The beginnings of the club can be traced back to 1881, when Watford Rovers was formed by Henry Grover and a group of fellow teenagers who had been given permission by the Earl of Essex to kick a football around in Cassiobury Park. Friendly matches began in 1882, with various sites in the town being used for matches. The first competitive game was an FA Cup tie against Swindon Town in 1886. In 1890 West Herts Club and Ground was set up in Cassio Road (where it remains to this day) and Watford Rovers moved in as the football section, changing name to West Herts in 1893.

Regular league football began when West Herts joined the Southern League Division 2 in 1896, and the club turned professional the next year. In 1898 the rival town club Watford St Mary’s was absorbed, and the club’s name became Watford.

Watford were promoted to the Southern League Division 1 as champions in 1900, but were relegated in 1903. At this point Ralph Thorpe stepped in as a benefactor, and the great former England captain and double-winner John Goodall was appointed as manager. Watford were promoted again as unbeaten champions of Division 2 in 1904.

Harry Kent took over as manager in 1910, and in 1915 led the club to the Southern League championship. Watford can be regarded as one of the leading clubs in the south of England at this point.

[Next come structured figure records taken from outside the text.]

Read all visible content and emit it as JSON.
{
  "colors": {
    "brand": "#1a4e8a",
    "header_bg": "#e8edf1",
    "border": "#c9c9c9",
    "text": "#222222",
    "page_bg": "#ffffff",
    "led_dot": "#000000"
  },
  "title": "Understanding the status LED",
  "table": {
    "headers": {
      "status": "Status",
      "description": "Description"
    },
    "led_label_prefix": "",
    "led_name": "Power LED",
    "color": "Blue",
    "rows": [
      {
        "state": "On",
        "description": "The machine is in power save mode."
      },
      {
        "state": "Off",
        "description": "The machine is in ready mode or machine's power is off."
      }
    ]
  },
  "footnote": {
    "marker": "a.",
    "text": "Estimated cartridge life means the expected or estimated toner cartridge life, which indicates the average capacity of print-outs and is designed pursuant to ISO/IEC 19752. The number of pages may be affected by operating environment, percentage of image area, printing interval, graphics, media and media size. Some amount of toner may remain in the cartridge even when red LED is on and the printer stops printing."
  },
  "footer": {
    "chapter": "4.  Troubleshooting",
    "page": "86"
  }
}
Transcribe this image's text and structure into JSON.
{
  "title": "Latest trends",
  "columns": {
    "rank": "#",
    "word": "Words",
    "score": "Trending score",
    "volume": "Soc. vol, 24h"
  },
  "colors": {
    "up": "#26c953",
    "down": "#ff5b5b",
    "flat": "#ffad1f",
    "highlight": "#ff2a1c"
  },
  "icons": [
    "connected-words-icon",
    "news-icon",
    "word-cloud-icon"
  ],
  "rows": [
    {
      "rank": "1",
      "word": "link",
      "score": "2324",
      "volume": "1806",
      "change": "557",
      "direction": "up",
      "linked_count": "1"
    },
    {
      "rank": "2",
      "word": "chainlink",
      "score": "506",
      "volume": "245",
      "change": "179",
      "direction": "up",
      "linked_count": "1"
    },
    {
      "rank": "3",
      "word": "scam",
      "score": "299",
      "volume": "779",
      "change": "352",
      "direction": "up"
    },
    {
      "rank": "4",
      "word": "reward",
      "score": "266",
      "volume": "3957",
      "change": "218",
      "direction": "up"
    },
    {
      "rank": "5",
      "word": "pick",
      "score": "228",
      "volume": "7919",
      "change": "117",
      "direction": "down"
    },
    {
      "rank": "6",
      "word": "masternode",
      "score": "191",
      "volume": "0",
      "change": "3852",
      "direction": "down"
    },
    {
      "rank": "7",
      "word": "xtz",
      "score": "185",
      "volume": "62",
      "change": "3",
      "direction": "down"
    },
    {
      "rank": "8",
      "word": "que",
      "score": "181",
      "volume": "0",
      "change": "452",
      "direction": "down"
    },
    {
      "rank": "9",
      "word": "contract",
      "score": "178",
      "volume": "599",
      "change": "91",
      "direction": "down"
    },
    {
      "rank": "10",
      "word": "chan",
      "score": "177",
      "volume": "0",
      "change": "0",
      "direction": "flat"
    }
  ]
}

Hostilities were occasionally suspended - often on Christmas Day - as soldiers enjoyed a game of football

Operations were suspended during the First World War, and restarted in 1919 with the local Benskin’s brewery as club benefactor – an association that would last over 40 years. In 1920 Watford became members of the Football League when the Southern League joined en masse. 

Vicarage Road became the home ground in 1922. However the mid-1920s was a troubled period. By 1926 the club was in financial crisis, caused by the costs of the move, and launched a public appeal. In 1927 Watford finished 21st of 22 in Division 3 South and had to apply for re-election.

Watford's Bill Brown under pressure from Bristol Rovers' Phil Taylor, in the 1935 Division Three South Cup Final

The 1930s saw fortunes improve. The club enjoyed its most successful period to date, with five consecutive top six finishes in Division 3 South from 1935 to 1939, and a share of the Southern Section Cup with Millwall in 1937. In 1939 the Second World War intervened.